Just five minutes from Gravensteen fortress, through the medieval streets that twist and turn towards the river Lys, you’ll find the Brouwbar (Brewing Bar). What you won’t find is much information about it on the Internet (very little in Dutch, practically nothing in English) as Brouwbar doesn’t have an own website at the moment. All it has to tell the world about its dreams and plans (and beers) is a Dutch-language Facebook page. But then Brouwbar (pronounced ‘Brow Bar)’ isn’t trying to be anything other than a nice place to drink nice, experimental beer.
Even though Brouwbar is a hidden gem there’s little point in listing its top sellers here. This microbrewery only produces very short runs, sells them, and then moves on to the next recipe (or idea). So while the NI08 New England IPA might have received great reviews, it’s sold out. They are working on a different version now. Sorry about that.
What you will enjoy about the Brouwbar is the experience of going back to the times where every bar brewed its own beer on the premises. In Belgium practically every street had multiple taverns each with an own craft beer which may or may not have changed with the seasons.
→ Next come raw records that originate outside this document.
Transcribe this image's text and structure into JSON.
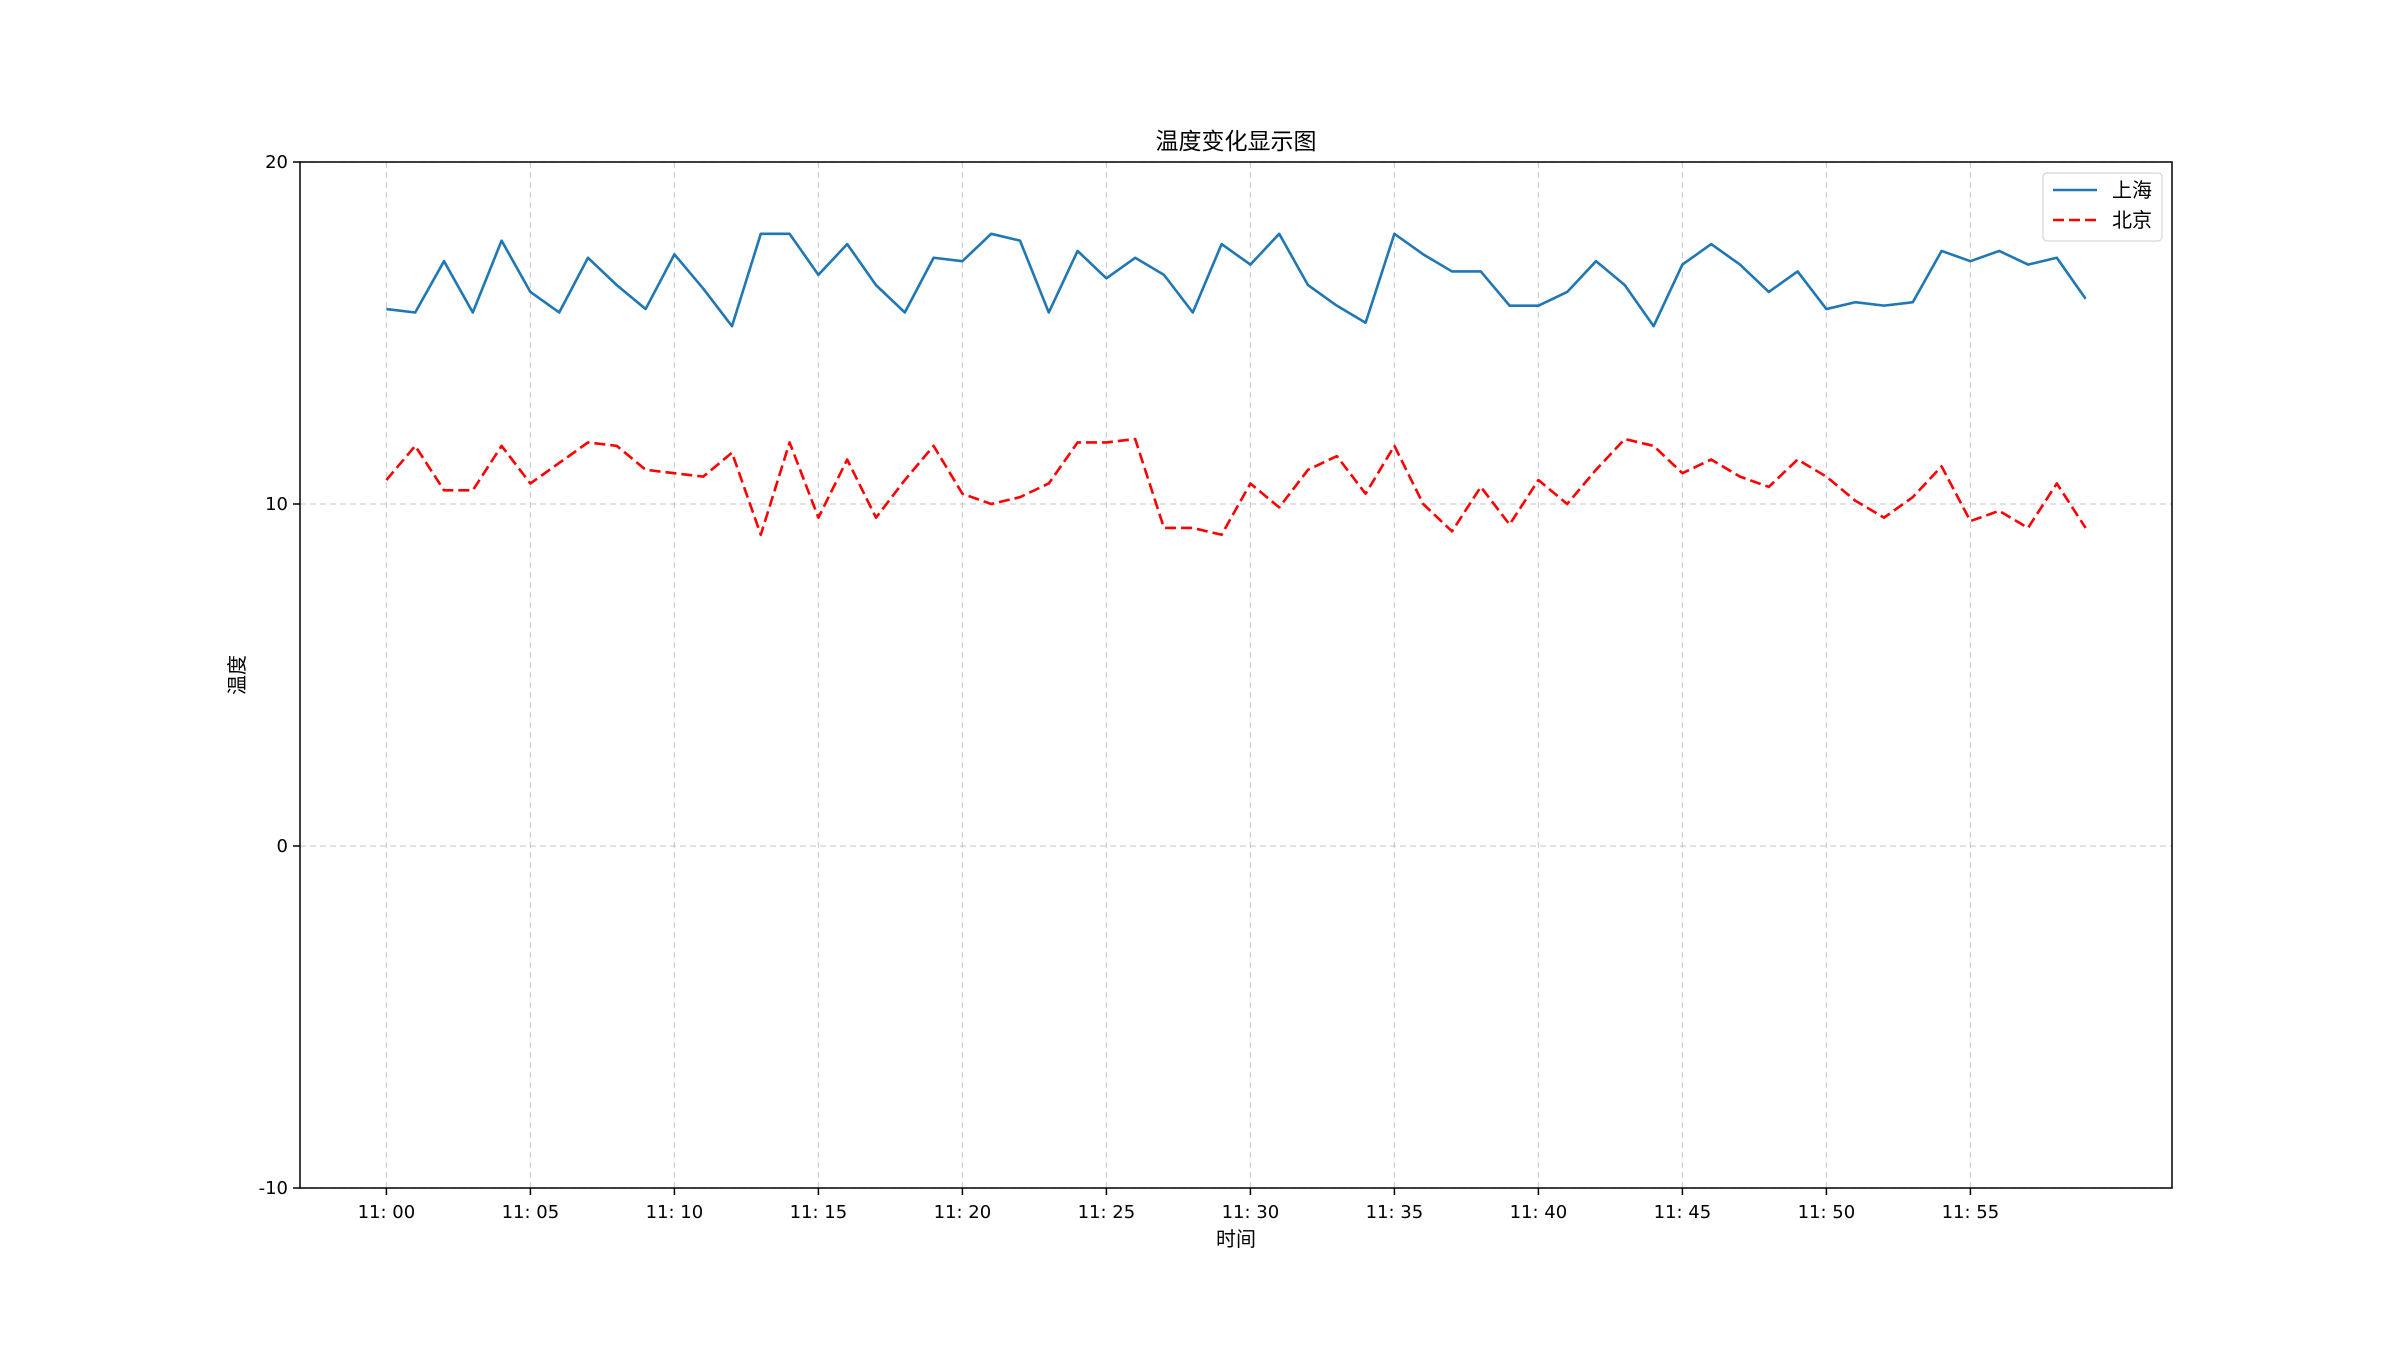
{
  "chart_data": {
    "type": "line",
    "title": "温度变化显示图",
    "xlabel": "时间",
    "ylabel": "温度",
    "ylim": [
      -10,
      20
    ],
    "yticks": [
      -10,
      0,
      10,
      20
    ],
    "xlim": [
      -3,
      62
    ],
    "xtick_labels": [
      "11: 00",
      "11: 05",
      "11: 10",
      "11: 15",
      "11: 20",
      "11: 25",
      "11: 30",
      "11: 35",
      "11: 40",
      "11: 45",
      "11: 50",
      "11: 55"
    ],
    "grid": true,
    "legend_position": "top-right",
    "x": [
      0,
      1,
      2,
      3,
      4,
      5,
      6,
      7,
      8,
      9,
      10,
      11,
      12,
      13,
      14,
      15,
      16,
      17,
      18,
      19,
      20,
      21,
      22,
      23,
      24,
      25,
      26,
      27,
      28,
      29,
      30,
      31,
      32,
      33,
      34,
      35,
      36,
      37,
      38,
      39,
      40,
      41,
      42,
      43,
      44,
      45,
      46,
      47,
      48,
      49,
      50,
      51,
      52,
      53,
      54,
      55,
      56,
      57,
      58,
      59
    ],
    "series": [
      {
        "name": "上海",
        "color": "#1f77b4",
        "style": "solid",
        "values": [
          15.7,
          15.6,
          17.1,
          15.6,
          17.7,
          16.2,
          15.6,
          17.2,
          16.4,
          15.7,
          17.3,
          16.3,
          15.2,
          17.9,
          17.9,
          16.7,
          17.6,
          16.4,
          15.6,
          17.2,
          17.1,
          17.9,
          17.7,
          15.6,
          17.4,
          16.6,
          17.2,
          16.7,
          15.6,
          17.6,
          17.0,
          17.9,
          16.4,
          15.8,
          15.3,
          17.9,
          17.3,
          16.8,
          16.8,
          15.8,
          15.8,
          16.2,
          17.1,
          16.4,
          15.2,
          17.0,
          17.6,
          17.0,
          16.2,
          16.8,
          15.7,
          15.9,
          15.8,
          15.9,
          17.4,
          17.1,
          17.4,
          17.0,
          17.2,
          16.0
        ]
      },
      {
        "name": "北京",
        "color": "#ff0000",
        "style": "dashed",
        "values": [
          10.7,
          11.7,
          10.4,
          10.4,
          11.7,
          10.6,
          11.2,
          11.8,
          11.7,
          11.0,
          10.9,
          10.8,
          11.5,
          9.1,
          11.8,
          9.6,
          11.3,
          9.6,
          10.7,
          11.7,
          10.3,
          10.0,
          10.2,
          10.6,
          11.8,
          11.8,
          11.9,
          9.3,
          9.3,
          9.1,
          10.6,
          9.9,
          11.0,
          11.4,
          10.3,
          11.7,
          10.0,
          9.2,
          10.5,
          9.4,
          10.7,
          10.0,
          11.0,
          11.9,
          11.7,
          10.9,
          11.3,
          10.8,
          10.5,
          11.3,
          10.8,
          10.1,
          9.6,
          10.2,
          11.1,
          9.5,
          9.8,
          9.3,
          10.6,
          9.3
        ]
      }
    ]
  }
}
Happily, this tradition is on its way back and Brouwbar has played the part of catalyst. Now you can enjoy your beer as they did last century. But at Brouwbar you won’t be forced to sit surrounded by dark wooden panelling, Pieter Breughel the Elder paintings, heavy chandeliers with fake candles and the occasional boar’s head. Instead, Brouwbar offers a clean, near Swedish interior full of natural light.
While the owners might not be as experienced as some beer aficionados might like, and the premises might not be as well established (early 2018) or large, Benjamin and Jolien offer six beers at any one time from their own kettles and also host beers from other microbreweries. Small, modern, but comfortable and friendly, a tour won’t take long or cost anything, giving you plenty of time to taste the results.